For 4 people (for 60 people in brackets)
- 12 (180) venison sausages or other high quality sausages. A mixture of types is nice.
- 1tbsp (225ml) sunflower oil
- 30g (450g) butter
- 115g (1750g) button onions
- 1 clove (15 cloves) garlic
- 115g (1750g) button mushrooms
- 1tsp (50g) plain flour
- 150ml (2.25 litres) beef Oxo stock
- 1 tbsp (350g) cranberry jelly
- 50g (750g) fresh or frozen cranberries
- 15g (225g) sugar
- 115g (1725g) whole cooked chestnuts
- Flat leaf parsley to garnish
For the marinade:
- 75ml (1125ml) sunflower oil
- 1 (15) Onions, sliced
- 1 stick (15 sticks) celery
- 1 (15) carrot
- 1 clove (15 cloves) garlic
- 6 berries (90 berries) juniper
- 1 slice (2 whole) lemons
- 2 (30) bay leaves
- 300ml (4.5 litres) red wine
- 30ml (450ml) red wine vinegar
- 6 (90) black pepper corns
- Combine the ingredients for the marinade in non-corrosive bowls or large plastic tubs and add the sausages. Cover and leave to marinate overnight.

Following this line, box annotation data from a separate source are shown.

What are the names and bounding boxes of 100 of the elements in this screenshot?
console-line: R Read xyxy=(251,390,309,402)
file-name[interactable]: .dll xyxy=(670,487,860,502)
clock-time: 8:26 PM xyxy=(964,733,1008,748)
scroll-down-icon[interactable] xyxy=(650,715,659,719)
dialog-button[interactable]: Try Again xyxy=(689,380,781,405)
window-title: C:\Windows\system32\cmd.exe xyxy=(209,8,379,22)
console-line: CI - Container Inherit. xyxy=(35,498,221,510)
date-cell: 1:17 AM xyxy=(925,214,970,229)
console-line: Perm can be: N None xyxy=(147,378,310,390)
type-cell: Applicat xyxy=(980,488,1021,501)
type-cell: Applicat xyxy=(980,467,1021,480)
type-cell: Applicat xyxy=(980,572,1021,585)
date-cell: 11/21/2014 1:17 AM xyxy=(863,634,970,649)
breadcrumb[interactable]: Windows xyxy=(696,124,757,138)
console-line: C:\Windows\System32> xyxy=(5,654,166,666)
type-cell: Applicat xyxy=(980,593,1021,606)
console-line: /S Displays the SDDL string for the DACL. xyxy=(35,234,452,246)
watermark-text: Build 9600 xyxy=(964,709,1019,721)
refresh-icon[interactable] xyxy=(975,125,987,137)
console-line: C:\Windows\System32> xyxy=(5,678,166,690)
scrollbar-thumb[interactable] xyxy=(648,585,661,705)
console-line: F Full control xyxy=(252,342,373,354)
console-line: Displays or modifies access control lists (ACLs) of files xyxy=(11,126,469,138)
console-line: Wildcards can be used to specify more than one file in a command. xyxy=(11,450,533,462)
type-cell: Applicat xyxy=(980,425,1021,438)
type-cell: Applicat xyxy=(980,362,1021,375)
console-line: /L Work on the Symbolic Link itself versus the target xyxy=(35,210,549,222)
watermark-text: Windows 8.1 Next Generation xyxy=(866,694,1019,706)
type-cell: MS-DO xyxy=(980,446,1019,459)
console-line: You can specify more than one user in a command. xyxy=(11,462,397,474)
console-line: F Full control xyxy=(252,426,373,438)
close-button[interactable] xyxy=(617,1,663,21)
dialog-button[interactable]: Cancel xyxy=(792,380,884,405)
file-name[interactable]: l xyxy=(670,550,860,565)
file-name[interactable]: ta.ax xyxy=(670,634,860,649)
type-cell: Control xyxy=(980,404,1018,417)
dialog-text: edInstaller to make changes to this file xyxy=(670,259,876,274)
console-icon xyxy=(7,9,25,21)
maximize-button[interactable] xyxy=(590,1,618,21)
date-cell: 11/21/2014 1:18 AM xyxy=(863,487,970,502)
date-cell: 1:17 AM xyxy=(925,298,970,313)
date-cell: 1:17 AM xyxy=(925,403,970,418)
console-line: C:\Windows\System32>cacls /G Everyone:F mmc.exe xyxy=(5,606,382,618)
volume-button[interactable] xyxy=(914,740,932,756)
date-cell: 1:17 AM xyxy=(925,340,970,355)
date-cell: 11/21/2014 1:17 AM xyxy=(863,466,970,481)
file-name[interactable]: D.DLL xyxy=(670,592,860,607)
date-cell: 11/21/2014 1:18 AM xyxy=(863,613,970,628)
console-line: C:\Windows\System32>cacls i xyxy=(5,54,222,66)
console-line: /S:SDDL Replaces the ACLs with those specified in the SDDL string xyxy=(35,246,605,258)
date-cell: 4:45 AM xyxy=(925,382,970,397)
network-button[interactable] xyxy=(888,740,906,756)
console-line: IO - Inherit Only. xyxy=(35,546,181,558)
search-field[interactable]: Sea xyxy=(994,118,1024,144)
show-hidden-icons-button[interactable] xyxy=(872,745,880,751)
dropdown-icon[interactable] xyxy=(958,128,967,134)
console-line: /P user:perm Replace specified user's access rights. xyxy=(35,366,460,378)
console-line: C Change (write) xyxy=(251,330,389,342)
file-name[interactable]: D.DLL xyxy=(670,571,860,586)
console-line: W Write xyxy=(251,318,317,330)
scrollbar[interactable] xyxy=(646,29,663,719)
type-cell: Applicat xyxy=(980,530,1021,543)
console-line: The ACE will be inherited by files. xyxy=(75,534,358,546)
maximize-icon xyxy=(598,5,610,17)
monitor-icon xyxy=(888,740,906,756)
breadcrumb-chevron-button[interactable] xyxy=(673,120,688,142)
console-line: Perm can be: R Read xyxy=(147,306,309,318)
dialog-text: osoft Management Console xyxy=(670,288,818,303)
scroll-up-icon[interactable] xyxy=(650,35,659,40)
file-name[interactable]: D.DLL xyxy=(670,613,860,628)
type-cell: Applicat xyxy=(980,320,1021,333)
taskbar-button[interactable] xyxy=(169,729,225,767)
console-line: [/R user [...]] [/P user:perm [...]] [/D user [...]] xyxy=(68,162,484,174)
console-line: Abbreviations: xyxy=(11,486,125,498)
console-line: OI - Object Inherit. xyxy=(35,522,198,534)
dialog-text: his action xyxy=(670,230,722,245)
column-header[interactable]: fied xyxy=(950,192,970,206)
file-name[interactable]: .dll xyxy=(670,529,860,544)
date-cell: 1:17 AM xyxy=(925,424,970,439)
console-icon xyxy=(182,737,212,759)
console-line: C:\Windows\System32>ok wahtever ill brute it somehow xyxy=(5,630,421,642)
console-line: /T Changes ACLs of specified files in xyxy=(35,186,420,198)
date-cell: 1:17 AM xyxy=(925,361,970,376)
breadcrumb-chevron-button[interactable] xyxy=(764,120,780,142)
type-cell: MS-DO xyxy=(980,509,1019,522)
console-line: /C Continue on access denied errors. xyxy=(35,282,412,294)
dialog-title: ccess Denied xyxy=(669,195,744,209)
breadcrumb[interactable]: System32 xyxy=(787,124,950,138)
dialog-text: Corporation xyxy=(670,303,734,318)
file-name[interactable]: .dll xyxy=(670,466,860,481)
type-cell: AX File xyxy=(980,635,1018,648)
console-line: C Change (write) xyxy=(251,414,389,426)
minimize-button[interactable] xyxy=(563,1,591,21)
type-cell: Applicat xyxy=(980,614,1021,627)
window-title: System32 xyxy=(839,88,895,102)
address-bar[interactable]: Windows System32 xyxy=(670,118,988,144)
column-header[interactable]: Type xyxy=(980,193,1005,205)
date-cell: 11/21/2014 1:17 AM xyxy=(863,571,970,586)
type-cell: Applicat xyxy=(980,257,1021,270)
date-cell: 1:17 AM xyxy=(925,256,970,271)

- Heat the oven to 170ºC/325ºF/gas mark 3 or smile fondly at your Aga.
- Remove the sausages from the marinade and arrange on baking trays. Strain the marinade and reserve.
- Grill the sausages quickly, turning once, just to brown them a little. No need to cook through.
- Melt the butter in a casserole dish and fry the onions until golden. Add the garlic and cook for a further minute. Add the mushrooms and continue cooking for 2 minutes.
- Stir in the flour and cook for 1 minute. Remove from the heat and stir in the stock and a mugful of the strained marinade. Return to the heat and stir until boiling. Remove from the heat.
- Add the cranberry jelly to the sauce. Season, and then put all the sausages in.
- Cover the casserole and cook for about an hour and a half.
- Meanwhile, cook the cranberries briefly with the sugar in 2–3 tablespoons water until just soft but not crushed. Strain off and discard the liquid.
- Using a slotted spoon, lift out the sausages, mushrooms and onions.
- Boil the sauce fast until reduced by about a third.
- Add the cranberries and chestnuts and simmer very gently for 5 minutes.
- Replace the sausages, mushrooms and onions and serve garnished with chopped parsley and accompanied by mashed potato.
This is adapted from a Leith’s recipe that was originally written for venison.
Notes if cooking for 60: Clear the decks – you are going to need all your work surfaces. To cook in such large quantities takes far more time than you first imagine so it’s imperative to cook the day before you will serve the dish, reheating on the day. If possible, prepare as much as you can two days in advance e.g. peel the button onions, weigh out your quantities. Cook in batches of size appropriate to the casserole dishes you have available. Invest in a food processor – you will regularly congratulate yourself for having made such a perspicacious decision whilst whistling through the chopping, which would otherwise take hours. Wear very comfortable shoes – in fact walking boots are perfect – you’re going to be on your feet for a long time! Reward yourself a lovely glass off Staglin Family Vineayard Cabernet Sauvignon 2008 along the way and perhaps listen to a CD of Tchaikovsky’s opera Eugene Onegin to acquaint yourself with it before next year’s Dorset Opera Festival!